National / Crime & Legal

Ghosn grilling averaged seven hours a day, says ex-Nissan chief's lawyer in Japan

AP

A lawyer for former Nissan Chairman Carlos Ghosn, who fled to Lebanon at the end of December while awaiting trial in Japan, said his client was questioned for an average of seven hours a day without a lawyer present.

Takashi Takano wrote Saturday in a post on his blog that the questioning continued through weekends, Thanksgiving and Christmas.

Takano has said he told Ghosn he couldn’t expect a fair trial in Japan, but that his chances of winning were good because the evidence against him was so weak.

Japan’s judicial system has come under fire over Ghosn’s case. Critics have for years said the prolonged detentions tend to coerce false confessions. Suspects can be detained even without any charges.

Prosecutors and Justice Minister Masako Mori have repeatedly defended the nation’s system as upholding human rights, noting that Japan boasts a low crime rate.
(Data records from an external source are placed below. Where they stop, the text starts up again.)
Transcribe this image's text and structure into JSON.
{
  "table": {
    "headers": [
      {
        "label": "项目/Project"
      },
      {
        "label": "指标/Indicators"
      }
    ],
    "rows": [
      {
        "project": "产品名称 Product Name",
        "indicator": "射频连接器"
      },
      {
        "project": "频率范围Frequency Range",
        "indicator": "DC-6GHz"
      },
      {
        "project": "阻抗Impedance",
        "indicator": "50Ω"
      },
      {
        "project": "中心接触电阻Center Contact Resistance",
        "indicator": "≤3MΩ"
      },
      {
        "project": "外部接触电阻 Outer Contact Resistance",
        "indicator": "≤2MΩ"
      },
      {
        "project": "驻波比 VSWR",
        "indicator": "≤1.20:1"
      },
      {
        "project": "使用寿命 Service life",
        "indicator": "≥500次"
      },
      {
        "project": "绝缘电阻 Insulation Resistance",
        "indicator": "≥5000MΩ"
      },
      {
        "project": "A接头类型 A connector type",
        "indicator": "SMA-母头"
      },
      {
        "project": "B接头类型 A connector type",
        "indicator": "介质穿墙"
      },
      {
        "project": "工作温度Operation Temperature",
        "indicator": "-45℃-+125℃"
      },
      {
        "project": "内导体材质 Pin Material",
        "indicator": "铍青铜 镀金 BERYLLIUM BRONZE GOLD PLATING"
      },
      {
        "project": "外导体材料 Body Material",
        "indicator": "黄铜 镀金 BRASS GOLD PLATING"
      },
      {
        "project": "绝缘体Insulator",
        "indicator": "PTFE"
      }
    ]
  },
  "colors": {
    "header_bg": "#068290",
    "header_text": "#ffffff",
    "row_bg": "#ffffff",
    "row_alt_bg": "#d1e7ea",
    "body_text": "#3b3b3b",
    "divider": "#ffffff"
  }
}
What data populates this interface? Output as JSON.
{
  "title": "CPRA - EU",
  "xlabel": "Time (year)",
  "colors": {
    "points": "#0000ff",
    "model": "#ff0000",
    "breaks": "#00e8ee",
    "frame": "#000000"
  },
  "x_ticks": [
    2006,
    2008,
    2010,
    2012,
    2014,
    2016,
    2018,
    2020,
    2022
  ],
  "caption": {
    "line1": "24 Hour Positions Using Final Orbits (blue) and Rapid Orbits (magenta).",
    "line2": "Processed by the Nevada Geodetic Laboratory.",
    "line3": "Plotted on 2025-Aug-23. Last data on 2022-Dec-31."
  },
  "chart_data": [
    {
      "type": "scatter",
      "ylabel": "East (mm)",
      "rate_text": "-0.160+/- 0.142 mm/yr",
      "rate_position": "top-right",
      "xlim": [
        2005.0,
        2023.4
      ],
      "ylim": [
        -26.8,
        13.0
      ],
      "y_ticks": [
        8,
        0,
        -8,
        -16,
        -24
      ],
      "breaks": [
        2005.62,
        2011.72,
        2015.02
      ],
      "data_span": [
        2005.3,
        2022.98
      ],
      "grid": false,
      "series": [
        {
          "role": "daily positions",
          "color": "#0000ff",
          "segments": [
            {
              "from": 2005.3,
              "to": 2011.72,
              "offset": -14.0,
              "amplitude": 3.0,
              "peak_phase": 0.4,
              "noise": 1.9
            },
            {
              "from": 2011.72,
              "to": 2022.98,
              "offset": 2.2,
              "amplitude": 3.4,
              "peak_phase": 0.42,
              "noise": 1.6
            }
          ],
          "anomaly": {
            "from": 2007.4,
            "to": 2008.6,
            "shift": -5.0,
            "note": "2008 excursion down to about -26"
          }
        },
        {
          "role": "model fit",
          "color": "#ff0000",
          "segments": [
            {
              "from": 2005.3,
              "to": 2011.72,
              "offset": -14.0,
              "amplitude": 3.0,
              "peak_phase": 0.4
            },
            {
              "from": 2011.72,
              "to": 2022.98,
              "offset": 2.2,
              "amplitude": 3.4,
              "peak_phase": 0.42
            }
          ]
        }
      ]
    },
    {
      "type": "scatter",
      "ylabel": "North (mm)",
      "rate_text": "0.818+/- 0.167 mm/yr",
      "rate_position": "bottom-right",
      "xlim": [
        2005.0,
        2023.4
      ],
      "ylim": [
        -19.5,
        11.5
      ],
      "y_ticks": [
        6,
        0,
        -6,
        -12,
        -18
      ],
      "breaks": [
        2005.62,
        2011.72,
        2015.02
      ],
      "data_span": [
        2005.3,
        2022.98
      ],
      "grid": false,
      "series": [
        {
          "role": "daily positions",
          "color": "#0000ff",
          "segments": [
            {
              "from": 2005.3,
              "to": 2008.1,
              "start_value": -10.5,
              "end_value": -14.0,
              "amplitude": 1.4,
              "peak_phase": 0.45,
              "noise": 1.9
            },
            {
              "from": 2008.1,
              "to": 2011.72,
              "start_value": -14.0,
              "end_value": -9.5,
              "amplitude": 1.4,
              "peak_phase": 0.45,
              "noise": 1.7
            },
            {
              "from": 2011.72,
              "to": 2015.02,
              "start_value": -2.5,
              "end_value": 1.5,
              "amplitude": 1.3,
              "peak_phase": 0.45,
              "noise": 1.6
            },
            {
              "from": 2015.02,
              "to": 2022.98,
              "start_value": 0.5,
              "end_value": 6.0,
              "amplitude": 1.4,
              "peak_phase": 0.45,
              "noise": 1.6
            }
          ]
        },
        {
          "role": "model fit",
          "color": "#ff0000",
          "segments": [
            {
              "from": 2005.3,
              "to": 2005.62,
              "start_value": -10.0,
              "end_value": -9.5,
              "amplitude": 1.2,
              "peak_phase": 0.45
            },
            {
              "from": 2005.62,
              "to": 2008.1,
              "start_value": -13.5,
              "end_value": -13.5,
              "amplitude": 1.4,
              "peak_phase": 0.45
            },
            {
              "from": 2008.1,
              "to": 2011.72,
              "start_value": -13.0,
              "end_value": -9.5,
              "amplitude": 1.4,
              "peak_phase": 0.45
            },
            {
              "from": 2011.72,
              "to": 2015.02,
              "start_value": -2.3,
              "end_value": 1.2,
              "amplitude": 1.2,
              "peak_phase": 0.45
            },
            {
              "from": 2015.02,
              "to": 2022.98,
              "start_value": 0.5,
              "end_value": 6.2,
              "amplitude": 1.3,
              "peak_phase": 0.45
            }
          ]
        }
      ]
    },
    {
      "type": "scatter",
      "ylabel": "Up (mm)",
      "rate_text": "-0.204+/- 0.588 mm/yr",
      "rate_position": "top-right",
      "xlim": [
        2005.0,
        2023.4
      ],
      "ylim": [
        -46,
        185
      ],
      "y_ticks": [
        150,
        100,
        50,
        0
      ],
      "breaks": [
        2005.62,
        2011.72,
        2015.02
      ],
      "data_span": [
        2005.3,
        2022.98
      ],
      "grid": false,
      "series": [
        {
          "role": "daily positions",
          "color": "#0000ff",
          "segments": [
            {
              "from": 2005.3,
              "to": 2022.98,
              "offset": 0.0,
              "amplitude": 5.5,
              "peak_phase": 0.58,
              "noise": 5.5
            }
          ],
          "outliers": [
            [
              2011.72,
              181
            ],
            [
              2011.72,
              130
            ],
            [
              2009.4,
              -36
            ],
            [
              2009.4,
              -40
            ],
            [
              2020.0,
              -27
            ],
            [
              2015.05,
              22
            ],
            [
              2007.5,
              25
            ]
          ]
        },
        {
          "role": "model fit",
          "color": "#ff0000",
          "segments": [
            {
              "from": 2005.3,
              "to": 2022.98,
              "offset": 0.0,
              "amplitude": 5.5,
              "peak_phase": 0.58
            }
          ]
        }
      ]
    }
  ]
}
Mori said the system follows appropriate procedures under Japanese law, stressing that every culture is different.

Takano said he recently looked at prosecutors’ data and Ghosn’s notes to tally the hours of questioning for 70 of the days Ghosn was detained. On three days, Ghosn had been questioned for some 11 hours, according to Takano’s tally.

Ghosn was detained under two separate arrests for 130 days in total. He has been charged with underreporting his future compensation and of breach of trust in diverting Nissan Motor Co. funds for alleged personal gain.

In a news conference held in Beirut last week, which lasted more than two hours, Ghosn reasserted his innocence and accused Nissan and Japanese government officials of plotting his removal.

Ghosn, who led Nissan for two decades, has said the compensation was never decided and that the payments were for legitimate business.

Much of his news conference was devoted to criticizing Japan’s justice system as rigged and harsh. He said he had been grilled without a lawyer present while held in solitary confinement, and advised all foreigners to leave.

Last week, Takano said at first he had felt sad and betrayed that Ghosn didn’t try to show his innocence in court, but also expressed understanding about how Ghosn might have lost hope not only with the prosecutors but with Japan’s entire judicial system.